Bölüm 1 (Ulaşılmaz ve Yasak Olan)

18.2K 1.2K 507
                                    

*medya: Barış Hoca

HAKAN

pazartesi, 14.30

Kollarını göğsünde kavuşturmuş tabloyu incelerken yalnızca onu izledim sanat odasının girişinden. İçerideki hiçbir eser ondan daha fazla dikkatimi çekmiyordu. Güzelliği karşısında, instagram hesabından sabah akşam paylaştığı o Boticelli'nin bile diz çökeceğinden, çizdiği tüm o kadın resimlerinin yanına bir erkeği portlemekten sakınca duymayacağından adım kadar emindim. Arsızca onu süzüyor, omuzlarına dökülen sarı saçlarının üstündeki gömlek ile uyumuna seslice iç çekişime karşın yanına kadar gidip yakından inceleyemiyordum onu. Yakalanma korkusu her aklıma düştüğünde onu geriye doğru itiyordum. Bu ânı bir beş saniye daha soluksuz izlemek paha biçilemezdi. 

"Ne zamandır rönesans eserleri ilgini çekiyor?" Yalnızca birkaç tablo ve iki minyatür heykel ile doldurulmuş, iç karartıcı derecede siyah olan odanın duvarlarına çarpan ses ile irkildim. Ne ara terlediğini fark etmediğim ellerimi pantolonuma kurularken, sesimi bulmaya çalışıyordum.

"İlgimi çekmiyor hocam." dedim kısık ve incelmiş bir ses ile. Onun karşısında gösterebileceğim en iyi performans bu kadardı işte. Kekelemeden ama yine de kusurlu bir biçimde kendimi ifade edebilmek. Bir karaçalı gibi hissediyordum kendimi onunlayken, değersiz. Yüzü hâlâ bana dönük değilken duruşumu düzeltmiş ve odayı ortalayacak kadar ilerlemeyi ihmal etmemiştim.

"Proserpine" dedi garip bir aksan ile. "Odadaki tek 19. yüzyıl eseri bu. Bir yanlışlık olmuş sanırım. Bunu da asmışlar. Ama kaldırmaya kıyamadım." dedi tabloya ağır bir hüzün ile bakarken. Kaşlarını çatmasıyla yüzündeki çözemediğim ifade yerini daha da düşünceli bir ifadeye bırakmıştı.

(Proserpine - Rossetti)

Oops!

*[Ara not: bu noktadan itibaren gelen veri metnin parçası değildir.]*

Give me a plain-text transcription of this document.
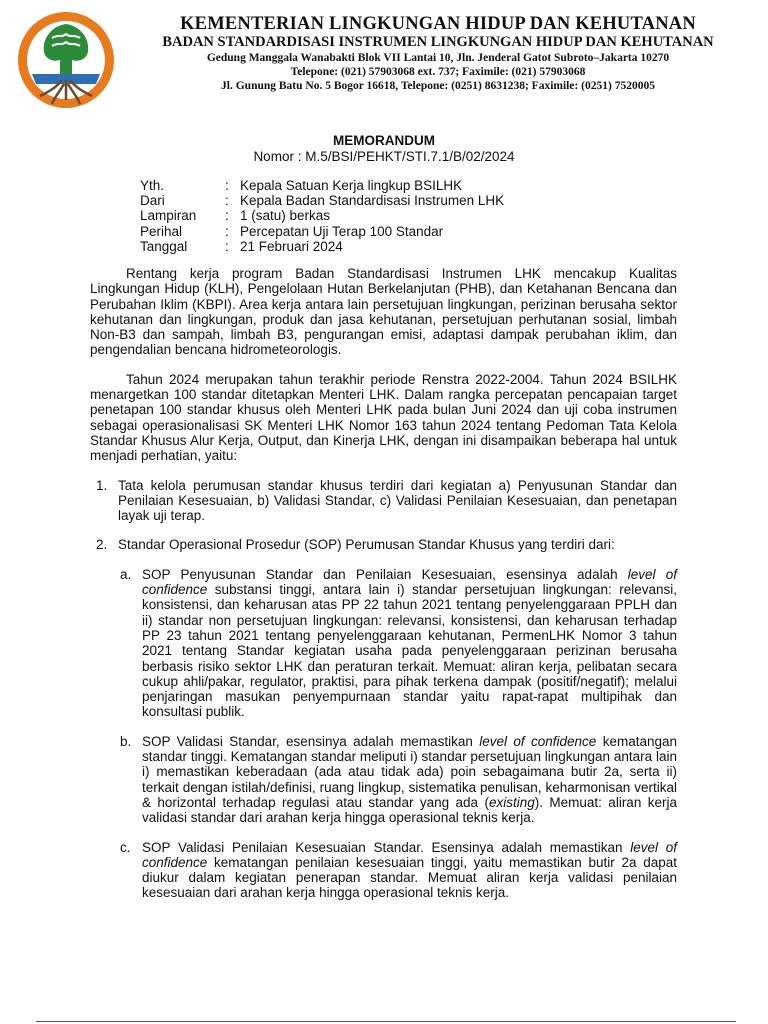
KEMENTERIAN LINGKUNGAN HIDUP DAN KEHUTANAN
BADAN STANDARDISASI INSTRUMEN LINGKUNGAN HIDUP DAN KEHUTANAN
Gedung Manggala Wanabakti Blok VII Lantai 10, Jln. Jenderal Gatot Subroto–Jakarta 10270
Telepone: (021) 57903068 ext. 737; Faximile: (021) 57903068
Jl. Gunung Batu No. 5 Bogor 16618, Telepone: (0251) 8631238; Faximile: (0251) 7520005
MEMORANDUM
Nomor : M.5/BSI/PEHKT/STI.7.1/B/02/2024
Yth.	: Kepala Satuan Kerja lingkup BSILHK
Dari	: Kepala Badan Standardisasi Instrumen LHK
Lampiran : 1 (satu) berkas
Perihal	: Percepatan Uji Terap 100 Standar
Tanggal	: 21 Februari 2024

Rentang kerja program Badan Standardisasi Instrumen LHK mencakup Kualitas Lingkungan Hidup (KLH), Pengelolaan Hutan Berkelanjutan (PHB), dan Ketahanan Bencana dan Perubahan Iklim (KBPI). Area kerja antara lain persetujuan lingkungan, perizinan berusaha sektor kehutanan dan lingkungan, produk dan jasa kehutanan, persetujuan perhutanan sosial, limbah Non-B3 dan sampah, limbah B3, pengurangan emisi, adaptasi dampak perubahan iklim, dan pengendalian bencana hidrometeorologis.

Tahun 2024 merupakan tahun terakhir periode Renstra 2022-2004. Tahun 2024 BSILHK menargetkan 100 standar ditetapkan Menteri LHK. Dalam rangka percepatan pencapaian target penetapan 100 standar khusus oleh Menteri LHK pada bulan Juni 2024 dan uji coba instrumen sebagai operasionalisasi SK Menteri LHK Nomor 163 tahun 2024 tentang Pedoman Tata Kelola Standar Khusus Alur Kerja, Output, dan Kinerja LHK, dengan ini disampaikan beberapa hal untuk menjadi perhatian, yaitu:

1. Tata kelola perumusan standar khusus terdiri dari kegiatan a) Penyusunan Standar dan Penilaian Kesesuaian, b) Validasi Standar, c) Validasi Penilaian Kesesuaian, dan penetapan layak uji terap.
2. Standar Operasional Prosedur (SOP) Perumusan Standar Khusus yang terdiri dari:
a. SOP Penyusunan Standar dan Penilaian Kesesuaian, esensinya adalah level of confidence substansi tinggi, antara lain i) standar persetujuan lingkungan: relevansi, konsistensi, dan keharusan atas PP 22 tahun 2021 tentang penyelenggaraan PPLH dan ii) standar non persetujuan lingkungan: relevansi, konsistensi, dan keharusan terhadap PP 23 tahun 2021 tentang penyelenggaraan kehutanan, PermenLHK Nomor 3 tahun 2021 tentang Standar kegiatan usaha pada penyelenggaraan perizinan berusaha berbasis risiko sektor LHK dan peraturan terkait. Memuat: aliran kerja, pelibatan secara cukup ahli/pakar, regulator, praktisi, para pihak terkena dampak (positif/negatif); melalui penjaringan masukan penyempurnaan standar yaitu rapat-rapat multipihak dan konsultasi publik.
b. SOP Validasi Standar, esensinya adalah memastikan level of confidence kematangan standar tinggi. Kematangan standar meliputi i) standar persetujuan lingkungan antara lain i) memastikan keberadaan (ada atau tidak ada) poin sebagaimana butir 2a, serta ii) terkait dengan istilah/definisi, ruang lingkup, sistematika penulisan, keharmonisan vertikal & horizontal terhadap regulasi atau standar yang ada (existing). Memuat: aliran kerja validasi standar dari arahan kerja hingga operasional teknis kerja.
c. SOP Validasi Penilaian Kesesuaian Standar. Esensinya adalah memastikan level of confidence kematangan penilaian kesesuaian tinggi, yaitu memastikan butir 2a dapat diukur dalam kegiatan penerapan standar. Memuat aliran kerja validasi penilaian kesesuaian dari arahan kerja hingga operasional teknis kerja.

Bu görüntü içerik kurallarımıza uymuyor. Yayımlamaya devam etmek için görüntüyü kaldırmayı ya da başka bir görüntü yüklemeyi deneyin.

(Proserpine - Rossetti)

"Rivayete göre Persephone bitki örtüsü ve verimlilik tanrıçasıdır. Bir gün ölüler diyarının tanrısı olan Hades tarafından kaçırılır ve tutsak edilir. Persephone'un annesi Demeter, kızını kurtarması için Zeus'a yalvarır. Yüce tanrı Zeus bunu kabul eder ama bir şartı vardır; Persephone'un yer altından hiçbir meyve yememiş olması. Oysa Persephone altı nar tanesini çoktan yemiştir. Böylelikle Zeus bir karara varır, Persephone yılın altı ayını yer altında Hades'in eşi ve daimi aşkı olarak geçirecek, diğer altı ayını ise yeryüzünde annesi ile geçirecektir. Söylenene göre bu sebeple doğa altı ay boyunca verimliliğini kaybederken, altı ay sonra verimliliğini kazanır."

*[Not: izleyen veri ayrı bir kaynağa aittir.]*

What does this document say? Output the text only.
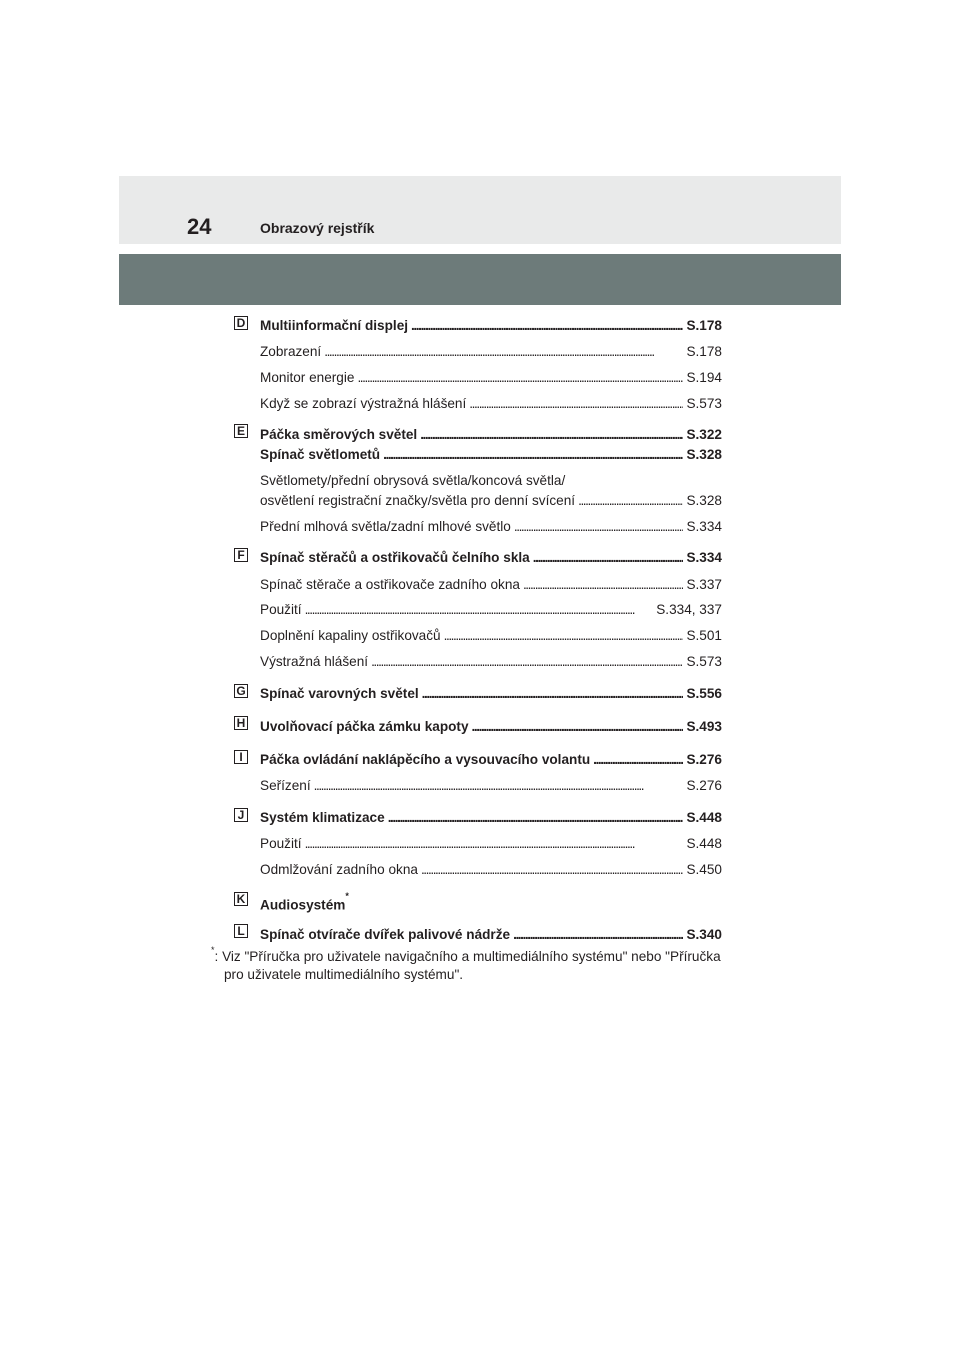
24	Obrazový rejstřík
D Multiinformační displej . . .	S.178
Zobrazení . . .	S.178
Monitor energie . . .	S.194
Když se zobrazí výstražná hlášení . . .	S.573
E Páčka směrových světel . . .	S.322
Spínač světlometů . . .	S.328
Světlomety/přední obrysová světla/koncová světla/
osvětlení registrační značky/světla pro denní svícení . . .	S.328
Přední mlhová světla/zadní mlhové světlo . . .	S.334
F Spínač stěračů a ostřikovačů čelního skla . . .	S.334
Spínač stěrače a ostřikovače zadního okna . . .	S.337
Použití . . .	S.334, 337
Doplnění kapaliny ostřikovačů . . .	S.501
Výstražná hlášení . . .	S.573
G Spínač varovných světel . . .	S.556
H Uvolňovací páčka zámku kapoty . . .	S.493
I	Páčka ovládání naklápěcího a vysouvacího volantu . . .	S.276
Seřízení . . .	S.276
J Systém klimatizace . . .	S.448
Použití . . .	S.448
Odmlžování zadního okna . . .	S.450
K Audiosystém*
L Spínač otvírače dvířek palivové nádrže . . .	S.340
*: Viz "Příručka pro uživatele navigačního a multimediálního systému" nebo "Příručka
pro uživatele multimediálního systému".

"Eee bunun tablo ile ilgisi ne peki?" dedim artık ilgimi çeken tablodaki kadında göz gezdirirken. Bir anlam çıkarmaya çalışsam da yakalayabildiğim tek şey nar olabilmişti. Nar ve bir kadın. Bu söylediğimden sonra hafifçe gülümsemiş, o küçük kıkırtı kulağıma iliştiğinde tabloya bakarak nasıl bir hadsizlik yaptığımın farkına varmıştım. Biçimli ve erkeksi yüz hatlarını ezberlemeye ant içmiş gibi derinden incelerken, sesini de hafızama kazımaya çalışıyordum.

"Rossetti yani ressam, aşık bir adam. Hem de dostunun eşine aşık. Bu hikayeyi kendi hayatı ile birleştiriyor. Tabloda gördüğün kadın Jane, aşık olduğu kadın. Onun için Persephone, yani güzel kadın Jane demek. Jane yasak olanı yani meyveyi yemiş ve kocasıyla evlenmek zorunda kalmıştır tabloya göre. Eserde bir kısmı yenmiş nar, Jane'in çektiği cezayı yani mutsuz evliliğini temsil ederken, yer ile gök arasındaki sıkışmışlık ise kocası ile sevgilisi arasında kalmışlığı temsil eder. Yani ahlaki olan ile ahlaki olmayanı, doğruyu ve yanlışı."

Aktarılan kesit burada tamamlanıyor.